At this time, England regulates the tobacco trade to support the mercantile system. Washington is growing, harvesting, packing, and shipping tobacco in exchange for finished goods. With the increased competition from other tobacco growing colonies and falling tobacco process, debt for Washington is inevitable and it was debt, which pushed Washington to find a new cash crop.

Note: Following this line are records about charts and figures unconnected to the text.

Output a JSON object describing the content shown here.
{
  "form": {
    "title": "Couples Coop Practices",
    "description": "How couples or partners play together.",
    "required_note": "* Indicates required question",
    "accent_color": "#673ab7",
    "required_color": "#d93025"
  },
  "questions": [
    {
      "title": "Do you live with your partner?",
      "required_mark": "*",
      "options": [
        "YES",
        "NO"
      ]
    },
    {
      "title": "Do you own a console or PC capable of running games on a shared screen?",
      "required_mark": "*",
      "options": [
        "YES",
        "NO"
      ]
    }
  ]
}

Washington started replacing the nutrients in his soil. Washington begins a focused, systematic, approach to farming. He begins reading everything he can on innovative farming techniques to advance the improvement of the soil. Of particular interest to Washington is a new concept of farming called crop rotation. Traditionally practiced in a 3-4 year system, Washington adjusts his own rotation to embrace a seven year cycle. The adoption of the seven year crop rotation approach will begin to nourish his nutrient depleted soil. With wheat as his new cash crop, two of the seven fields will be devoted to wheat. He will have fields of green manures- plants such as clover, cowpeas, buckwheat, and turnips that are grown and plowed back into the soil, releasing essential nutrients, e.g. nitrogen. Other fields are in cereal grains and the last three fields are planted pasture grasses and a field integrated with corn and potatoes.
Because wheat and the other crops in his rotation are far less labor-intensive to maintain, Washington is able to diversify his labor force, moving many of his slaves from the fields into skill trade positions.